There's also a comment in EmacsFrameResize which I interpret to mean
that this change is intended to be entirely internal to XEmacs until
the "next resize". Ah, but that can't be true. XEmacs doesn't own
the WMShell resources, Xt does, and x_wm_set_variable_size does an
XtSetValues on those resources. So that does propagate to the
WMShell, and it must have a hook which does the WM protocol---how else
to implement that?
Glynn> That's how xterm behaves. If you resize the window using
Glynn> the WM, the PSize doesn't change. If you select a different
Glynn> font size from the Ctrl-RMB menu, it changes the PSize.
AFAICT, XEmacs _never_ changes the PSize per se. When you say "PSize"
do you include the case where one or more of base size, increment, or
char cell dimensions change?
Glynn> If the WM implements the concept of "maximised" windows, it
Glynn> should probably ignore the WM_NORMAL_HINTS property for
Glynn> such windows.
The WM authors obviously disagree.
Glynn> The former should result in the hints being changed, the
Glynn> latter shouldn't.

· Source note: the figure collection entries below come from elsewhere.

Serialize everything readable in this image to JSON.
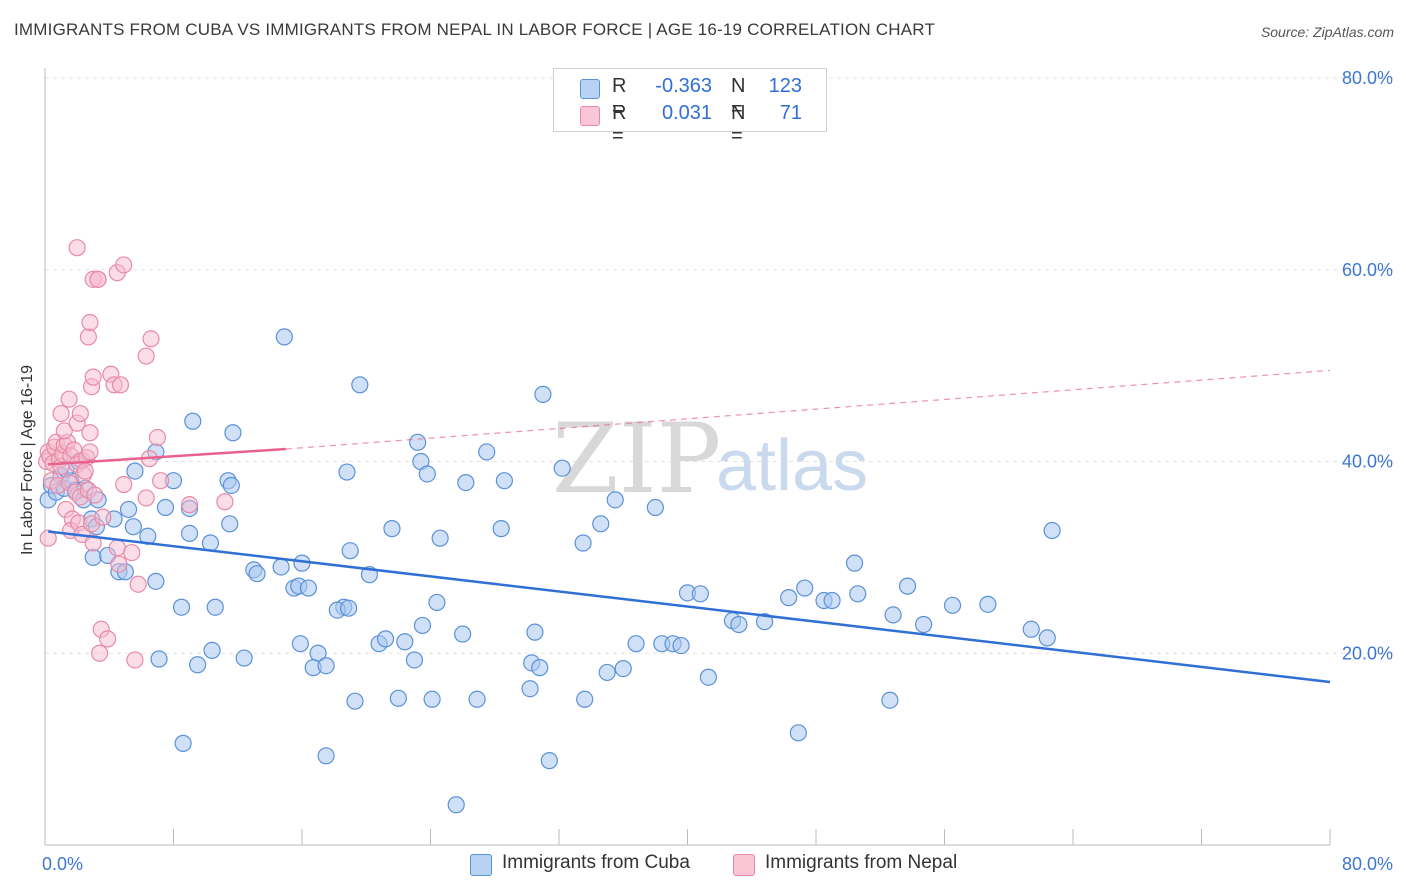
{
  "title": "IMMIGRANTS FROM CUBA VS IMMIGRANTS FROM NEPAL IN LABOR FORCE | AGE 16-19 CORRELATION CHART",
  "source": "Source: ZipAtlas.com",
  "watermark": {
    "zip": "ZIP",
    "atlas": "atlas"
  },
  "legend": {
    "cuba": {
      "r_label": "R =",
      "r_value": "-0.363",
      "n_label": "N =",
      "n_value": "123"
    },
    "nepal": {
      "r_label": "R =",
      "r_value": "0.031",
      "n_label": "N =",
      "n_value": "71"
    }
  },
  "bottom_legend": {
    "cuba": "Immigrants from Cuba",
    "nepal": "Immigrants from Nepal"
  },
  "colors": {
    "cuba_fill": "#a9c8f0",
    "cuba_stroke": "#5b91d8",
    "cuba_line": "#2f6fd6",
    "nepal_fill": "#f6bccd",
    "nepal_stroke": "#e88aa7",
    "nepal_line": "#e8628c",
    "axis_text": "#3d76d3",
    "grid": "#e3e3e3"
  },
  "chart_data": {
    "type": "scatter",
    "title": "IMMIGRANTS FROM CUBA VS IMMIGRANTS FROM NEPAL IN LABOR FORCE | AGE 16-19 CORRELATION CHART",
    "xlabel": "",
    "ylabel": "In Labor Force | Age 16-19",
    "xlim": [
      0,
      80
    ],
    "ylim": [
      0,
      80
    ],
    "x_tick_labels": [
      "0.0%",
      "80.0%"
    ],
    "y_tick_labels": [
      "20.0%",
      "40.0%",
      "60.0%",
      "80.0%"
    ],
    "y_ticks": [
      20,
      40,
      60,
      80
    ],
    "grid": true,
    "series": [
      {
        "name": "Immigrants from Cuba",
        "r": -0.363,
        "n": 123,
        "trend": {
          "x": [
            0.2,
            80
          ],
          "y": [
            32.7,
            17.0
          ]
        },
        "points": [
          [
            0.2,
            36.0
          ],
          [
            0.4,
            37.5
          ],
          [
            0.7,
            36.8
          ],
          [
            1.0,
            38.5
          ],
          [
            1.2,
            37.2
          ],
          [
            1.6,
            38.0
          ],
          [
            1.9,
            37.0
          ],
          [
            2.4,
            36.0
          ],
          [
            2.9,
            34.0
          ],
          [
            3.2,
            33.2
          ],
          [
            3.0,
            30.0
          ],
          [
            4.3,
            34.0
          ],
          [
            3.9,
            30.2
          ],
          [
            4.6,
            28.5
          ],
          [
            5.5,
            33.2
          ],
          [
            5.2,
            35.0
          ],
          [
            5.0,
            28.5
          ],
          [
            6.4,
            32.2
          ],
          [
            7.5,
            35.2
          ],
          [
            9.0,
            35.1
          ],
          [
            5.6,
            39.0
          ],
          [
            6.9,
            41.0
          ],
          [
            8.0,
            38.0
          ],
          [
            9.2,
            44.2
          ],
          [
            11.7,
            43.0
          ],
          [
            11.4,
            38.0
          ],
          [
            11.6,
            37.5
          ],
          [
            11.5,
            33.5
          ],
          [
            9.0,
            32.5
          ],
          [
            10.3,
            31.5
          ],
          [
            6.9,
            27.5
          ],
          [
            8.5,
            24.8
          ],
          [
            10.6,
            24.8
          ],
          [
            13.0,
            28.7
          ],
          [
            13.2,
            28.3
          ],
          [
            14.7,
            29.0
          ],
          [
            15.5,
            26.8
          ],
          [
            15.8,
            27.0
          ],
          [
            16.0,
            29.4
          ],
          [
            16.4,
            26.8
          ],
          [
            19.0,
            30.7
          ],
          [
            20.2,
            28.2
          ],
          [
            18.6,
            24.8
          ],
          [
            18.2,
            24.5
          ],
          [
            18.9,
            24.7
          ],
          [
            15.9,
            21.0
          ],
          [
            17.0,
            20.0
          ],
          [
            16.7,
            18.5
          ],
          [
            17.5,
            18.7
          ],
          [
            20.8,
            21.0
          ],
          [
            21.2,
            21.5
          ],
          [
            22.4,
            21.2
          ],
          [
            23.0,
            19.3
          ],
          [
            23.5,
            22.9
          ],
          [
            24.4,
            25.3
          ],
          [
            26.0,
            22.0
          ],
          [
            26.9,
            15.2
          ],
          [
            24.1,
            15.2
          ],
          [
            22.0,
            15.3
          ],
          [
            19.3,
            15.0
          ],
          [
            14.9,
            53.0
          ],
          [
            19.6,
            48.0
          ],
          [
            23.2,
            42.0
          ],
          [
            23.4,
            40.0
          ],
          [
            23.8,
            38.7
          ],
          [
            26.2,
            37.8
          ],
          [
            28.6,
            38.0
          ],
          [
            27.5,
            41.0
          ],
          [
            21.6,
            33.0
          ],
          [
            24.6,
            32.0
          ],
          [
            18.8,
            38.9
          ],
          [
            28.4,
            33.0
          ],
          [
            31.0,
            47.0
          ],
          [
            32.2,
            39.3
          ],
          [
            34.6,
            33.5
          ],
          [
            33.5,
            31.5
          ],
          [
            35.5,
            36.0
          ],
          [
            38.0,
            35.2
          ],
          [
            30.5,
            22.2
          ],
          [
            30.3,
            19.0
          ],
          [
            30.8,
            18.5
          ],
          [
            30.2,
            16.3
          ],
          [
            33.6,
            15.2
          ],
          [
            35.0,
            18.0
          ],
          [
            36.0,
            18.4
          ],
          [
            36.8,
            21.0
          ],
          [
            38.4,
            21.0
          ],
          [
            39.1,
            21.0
          ],
          [
            39.6,
            20.8
          ],
          [
            40.0,
            26.3
          ],
          [
            40.8,
            26.2
          ],
          [
            41.3,
            17.5
          ],
          [
            42.8,
            23.4
          ],
          [
            43.2,
            23.0
          ],
          [
            44.8,
            23.3
          ],
          [
            46.3,
            25.8
          ],
          [
            47.3,
            26.8
          ],
          [
            48.5,
            25.5
          ],
          [
            49.0,
            25.5
          ],
          [
            50.4,
            29.4
          ],
          [
            50.6,
            26.2
          ],
          [
            52.8,
            24.0
          ],
          [
            53.7,
            27.0
          ],
          [
            54.7,
            23.0
          ],
          [
            56.5,
            25.0
          ],
          [
            58.7,
            25.1
          ],
          [
            61.4,
            22.5
          ],
          [
            62.4,
            21.6
          ],
          [
            62.7,
            32.8
          ],
          [
            52.6,
            15.1
          ],
          [
            46.9,
            11.7
          ],
          [
            31.4,
            8.8
          ],
          [
            25.6,
            4.2
          ],
          [
            17.5,
            9.3
          ],
          [
            8.6,
            10.6
          ],
          [
            7.1,
            19.4
          ],
          [
            9.5,
            18.8
          ],
          [
            10.4,
            20.3
          ],
          [
            12.4,
            19.5
          ],
          [
            3.3,
            36.0
          ],
          [
            2.5,
            37.2
          ],
          [
            1.3,
            39.2
          ],
          [
            2.1,
            40.0
          ]
        ]
      },
      {
        "name": "Immigrants from Nepal",
        "r": 0.031,
        "n": 71,
        "trend": {
          "x": [
            0.2,
            15.0
          ],
          "y": [
            39.7,
            41.3
          ],
          "dashed_to": [
            80,
            49.5
          ]
        },
        "points": [
          [
            0.1,
            40.0
          ],
          [
            0.2,
            41.0
          ],
          [
            0.3,
            40.5
          ],
          [
            0.5,
            39.8
          ],
          [
            0.6,
            41.5
          ],
          [
            0.7,
            42.0
          ],
          [
            0.9,
            40.2
          ],
          [
            1.0,
            39.5
          ],
          [
            1.1,
            40.8
          ],
          [
            1.2,
            41.7
          ],
          [
            1.4,
            42.0
          ],
          [
            1.6,
            40.6
          ],
          [
            1.8,
            41.2
          ],
          [
            2.0,
            39.7
          ],
          [
            2.3,
            40.1
          ],
          [
            2.6,
            40.4
          ],
          [
            2.8,
            41.0
          ],
          [
            0.4,
            38.0
          ],
          [
            0.8,
            37.5
          ],
          [
            1.5,
            37.8
          ],
          [
            1.9,
            36.8
          ],
          [
            2.2,
            36.3
          ],
          [
            2.4,
            38.6
          ],
          [
            2.7,
            37.0
          ],
          [
            3.1,
            36.5
          ],
          [
            1.3,
            35.0
          ],
          [
            1.7,
            34.0
          ],
          [
            1.6,
            32.8
          ],
          [
            2.1,
            33.6
          ],
          [
            2.3,
            32.4
          ],
          [
            2.9,
            33.5
          ],
          [
            3.6,
            34.2
          ],
          [
            0.2,
            32.0
          ],
          [
            4.5,
            31.0
          ],
          [
            4.6,
            29.3
          ],
          [
            5.4,
            30.5
          ],
          [
            5.8,
            27.2
          ],
          [
            3.0,
            31.5
          ],
          [
            1.2,
            43.2
          ],
          [
            1.0,
            45.0
          ],
          [
            1.5,
            46.5
          ],
          [
            2.0,
            44.0
          ],
          [
            2.2,
            45.0
          ],
          [
            2.8,
            43.0
          ],
          [
            2.9,
            47.8
          ],
          [
            3.0,
            48.8
          ],
          [
            4.1,
            49.1
          ],
          [
            4.3,
            48.0
          ],
          [
            4.7,
            48.0
          ],
          [
            6.3,
            51.0
          ],
          [
            6.6,
            52.8
          ],
          [
            2.7,
            53.0
          ],
          [
            2.8,
            54.5
          ],
          [
            3.0,
            59.0
          ],
          [
            3.3,
            59.0
          ],
          [
            2.0,
            62.3
          ],
          [
            3.3,
            59.0
          ],
          [
            4.5,
            59.7
          ],
          [
            4.9,
            60.5
          ],
          [
            6.3,
            36.2
          ],
          [
            7.2,
            38.0
          ],
          [
            7.0,
            42.5
          ],
          [
            6.5,
            40.3
          ],
          [
            9.0,
            35.5
          ],
          [
            11.2,
            35.8
          ],
          [
            4.9,
            37.6
          ],
          [
            3.5,
            22.5
          ],
          [
            3.4,
            20.0
          ],
          [
            3.9,
            21.5
          ],
          [
            5.6,
            19.3
          ],
          [
            2.5,
            39.0
          ]
        ]
      }
    ]
  }
}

The WM has just told you what size you're
Glynn> getting; requesting a specific size /in response/ seems
Glynn> likely to be the cause of the troubles.
> Anyway, the Xt model is simply "ask for what you want, and
> what you are given." As far as I can tell, that's what XEmacs
Glynn> At the client<->WM level, it seems that it's the other way
Glynn> around, i.e. every time it's given something, it replies
Glynn> with what it would have rather had instead.
OK, let's try simply not doing the x_wm_set_variable_size call in
EmacsFrameResize. AFAICT that should have the effect of only changing
the WM hints when XEmacs initiates the change.
Thanks! I'm not sure I can reproduce (the 21.4.17 or so patch did fix
for me on Mac OS X), but at least I can make sure that normal behavior
isn't impaired. Then I'll post a patch.